Ya había dejado de llover. La temporada de precipitaciones que anegó Chad y otros países del Sahel africano por fin había terminado y tocaba comenzar a medir y arreglar los cuantiosos desperfectos. Pero en Chad lo peor estaba por llegar: una nueva tanda de fuertes lluvias asociadas al aumento de fenómenos extremos por el cambio climático ha provocado las peores inundaciones en este país desde que hay registros.
A mediados de septiembre, unas torrenciales precipitaciones en el sur del país, consideradas las más abundantes de los últimos 30 años, provocaron el desbordamiento de los ríos Chari y Logone. El nivel de sus aguas subió hasta ocho metros, rompiendo las presas y anegando kilómetros de terreno, sin importar lo que allí hubiera: personas, animales o infraestructuras.

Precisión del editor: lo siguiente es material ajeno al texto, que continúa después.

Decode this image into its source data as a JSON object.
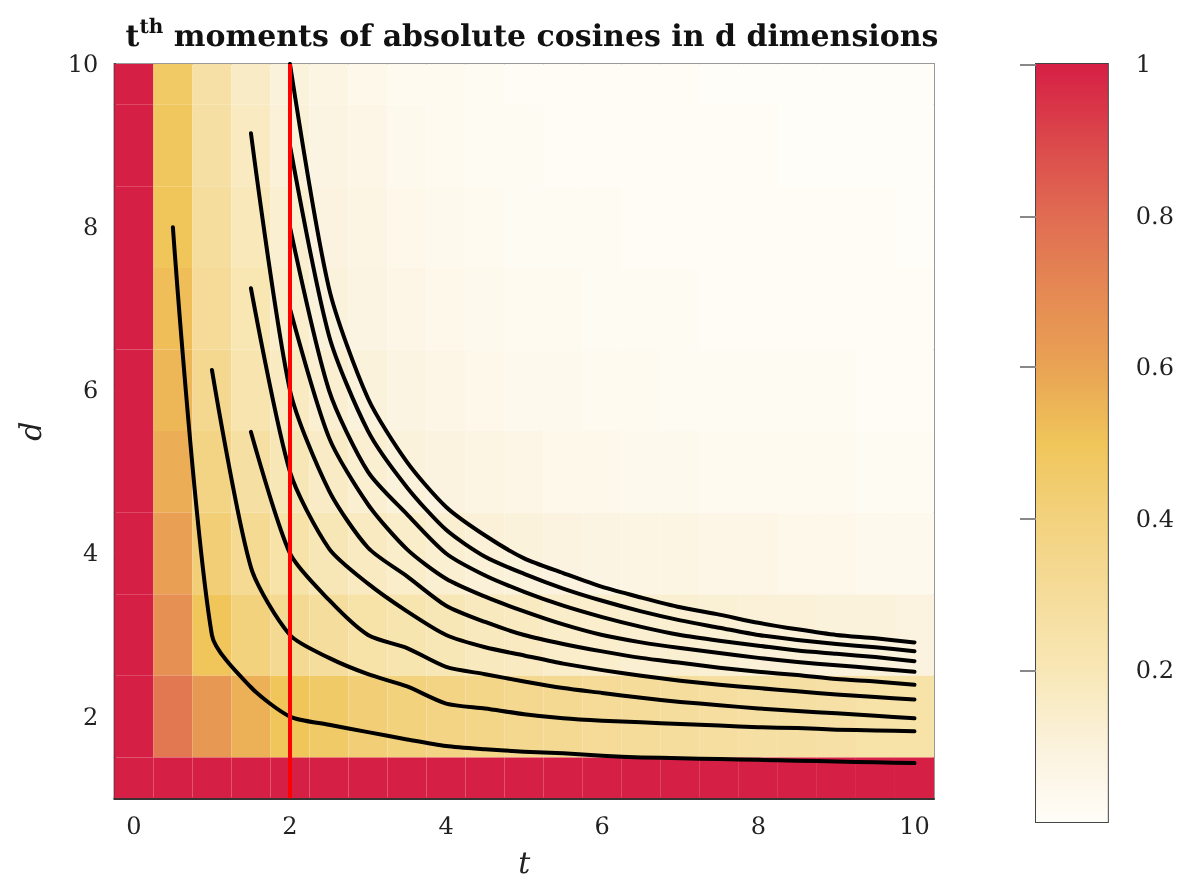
{
  "chart_data": {
    "type": "heatmap",
    "title": "t$^{th}$ moments of absolute cosines in d dimensions",
    "xlabel": "t",
    "ylabel": "d",
    "categories": [
      "0",
      null,
      null,
      null,
      "2",
      null,
      null,
      null,
      "4",
      null,
      null,
      null,
      "6",
      null,
      null,
      null,
      "8",
      null,
      null,
      null,
      "10"
    ],
    "cells": [
      [
        1,
        0.47,
        0.26,
        0.16,
        0.1,
        0.07,
        0.05,
        0.03,
        0.03,
        0.02,
        0.01,
        0.01,
        0.01,
        0.01,
        0.01,
        0,
        0,
        0,
        0,
        0,
        0
      ],
      [
        1,
        0.49,
        0.27,
        0.17,
        0.11,
        0.08,
        0.06,
        0.04,
        0.03,
        0.02,
        0.02,
        0.01,
        0.01,
        0.01,
        0.01,
        0.01,
        0.01,
        0,
        0,
        0,
        0
      ],
      [
        1,
        0.5,
        0.29,
        0.19,
        0.13,
        0.09,
        0.07,
        0.05,
        0.04,
        0.03,
        0.02,
        0.02,
        0.02,
        0.01,
        0.01,
        0.01,
        0.01,
        0.01,
        0.01,
        0.01,
        0
      ],
      [
        1,
        0.52,
        0.31,
        0.21,
        0.14,
        0.1,
        0.08,
        0.06,
        0.05,
        0.04,
        0.03,
        0.03,
        0.02,
        0.02,
        0.02,
        0.01,
        0.01,
        0.01,
        0.01,
        0.01,
        0.01
      ],
      [
        1,
        0.54,
        0.34,
        0.23,
        0.17,
        0.13,
        0.1,
        0.08,
        0.06,
        0.05,
        0.04,
        0.04,
        0.03,
        0.03,
        0.02,
        0.02,
        0.02,
        0.02,
        0.02,
        0.01,
        0.01
      ],
      [
        1,
        0.57,
        0.38,
        0.27,
        0.2,
        0.16,
        0.13,
        0.1,
        0.09,
        0.07,
        0.06,
        0.05,
        0.05,
        0.04,
        0.04,
        0.03,
        0.03,
        0.03,
        0.03,
        0.02,
        0.02
      ],
      [
        1,
        0.61,
        0.42,
        0.32,
        0.25,
        0.2,
        0.17,
        0.15,
        0.13,
        0.11,
        0.1,
        0.09,
        0.08,
        0.07,
        0.07,
        0.06,
        0.06,
        0.05,
        0.05,
        0.04,
        0.04
      ],
      [
        1,
        0.67,
        0.5,
        0.4,
        0.33,
        0.29,
        0.25,
        0.22,
        0.2,
        0.18,
        0.17,
        0.15,
        0.14,
        0.13,
        0.13,
        0.12,
        0.11,
        0.11,
        0.1,
        0.1,
        0.09
      ],
      [
        1,
        0.76,
        0.64,
        0.56,
        0.5,
        0.46,
        0.42,
        0.4,
        0.38,
        0.36,
        0.34,
        0.33,
        0.31,
        0.3,
        0.29,
        0.28,
        0.27,
        0.27,
        0.26,
        0.25,
        0.25
      ],
      [
        1,
        1,
        1,
        1,
        1,
        1,
        1,
        1,
        1,
        1,
        1,
        1,
        1,
        1,
        1,
        1,
        1,
        1,
        1,
        1,
        1
      ]
    ],
    "clim": [
      0,
      1
    ],
    "cticks": [
      0.2,
      0.4,
      0.6,
      0.8,
      1
    ],
    "ylim": [
      1,
      10
    ],
    "yticks": [
      2,
      4,
      6,
      8,
      10
    ],
    "series": [
      {
        "type": "line",
        "color": "#000000",
        "values": [
          null,
          8,
          3,
          2.36,
          2,
          1.9,
          1.81,
          1.72,
          1.64,
          1.6,
          1.57,
          1.55,
          1.52,
          1.5,
          1.49,
          1.48,
          1.47,
          1.46,
          1.45,
          1.44,
          1.43
        ]
      },
      {
        "type": "line",
        "color": "#000000",
        "values": [
          null,
          null,
          6.25,
          3.83,
          3,
          2.72,
          2.52,
          2.37,
          2.16,
          2.1,
          2.03,
          1.98,
          1.95,
          1.93,
          1.91,
          1.89,
          1.87,
          1.86,
          1.84,
          1.83,
          1.82
        ]
      },
      {
        "type": "line",
        "color": "#000000",
        "values": [
          null,
          null,
          null,
          5.49,
          4,
          3.43,
          3,
          2.84,
          2.61,
          2.52,
          2.43,
          2.35,
          2.29,
          2.23,
          2.18,
          2.14,
          2.1,
          2.07,
          2.04,
          2.01,
          1.98
        ]
      },
      {
        "type": "line",
        "color": "#000000",
        "values": [
          null,
          null,
          null,
          7.25,
          5,
          4.06,
          3.63,
          3.29,
          3,
          2.85,
          2.75,
          2.65,
          2.57,
          2.5,
          2.44,
          2.39,
          2.35,
          2.31,
          2.27,
          2.24,
          2.21
        ]
      },
      {
        "type": "line",
        "color": "#000000",
        "values": [
          null,
          null,
          null,
          9.15,
          6,
          4.77,
          4.07,
          3.72,
          3.36,
          3.16,
          3,
          2.89,
          2.8,
          2.72,
          2.66,
          2.6,
          2.55,
          2.51,
          2.46,
          2.43,
          2.39
        ]
      },
      {
        "type": "line",
        "color": "#000000",
        "values": [
          null,
          null,
          null,
          null,
          7,
          5.42,
          4.6,
          4.05,
          3.69,
          3.47,
          3.29,
          3.13,
          3,
          2.91,
          2.84,
          2.78,
          2.72,
          2.67,
          2.63,
          2.59,
          2.55
        ]
      },
      {
        "type": "line",
        "color": "#000000",
        "values": [
          null,
          null,
          null,
          null,
          8,
          6,
          5,
          4.48,
          4,
          3.73,
          3.53,
          3.36,
          3.22,
          3.1,
          3,
          2.93,
          2.87,
          2.81,
          2.77,
          2.73,
          2.68
        ]
      },
      {
        "type": "line",
        "color": "#000000",
        "values": [
          null,
          null,
          null,
          null,
          9,
          6.67,
          5.5,
          4.81,
          4.29,
          3.96,
          3.75,
          3.57,
          3.42,
          3.29,
          3.18,
          3.09,
          3,
          2.94,
          2.89,
          2.85,
          2.8
        ]
      },
      {
        "type": "line",
        "color": "#000000",
        "values": [
          null,
          null,
          null,
          null,
          10,
          7.25,
          5.9,
          5.12,
          4.57,
          4.22,
          3.94,
          3.76,
          3.59,
          3.46,
          3.34,
          3.25,
          3.15,
          3.07,
          3,
          2.96,
          2.91
        ]
      }
    ],
    "ref_lines": [
      {
        "axis": "x",
        "value": "2",
        "color": "#ff0000"
      }
    ]
  }
}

Antes de desembocar en el Lago Chad, ambos cauces confluyen en la capital chadiana, Yamena, y hasta allí llegaron las crecidas. El pasado 15 de octubre, buena parte de su millón largo de habitantes se sorprendieron con un caudal que no paraba de aumentar y se llevaba por delante lo que encontraba a su paso: viviendas, colegios, cafeterías, comercios, mercados, centros de salud… Incluso los cementerios de Toukra y Ngonba se han inundado, apenas sobresalen las puntas de las lápidas, y aterra la idea de que en cualquier momento empiecen a emerger cuerpos en descomposición. La preocupación más inmediata ahora es un repunte de enfermedades como el cólera y la malaria.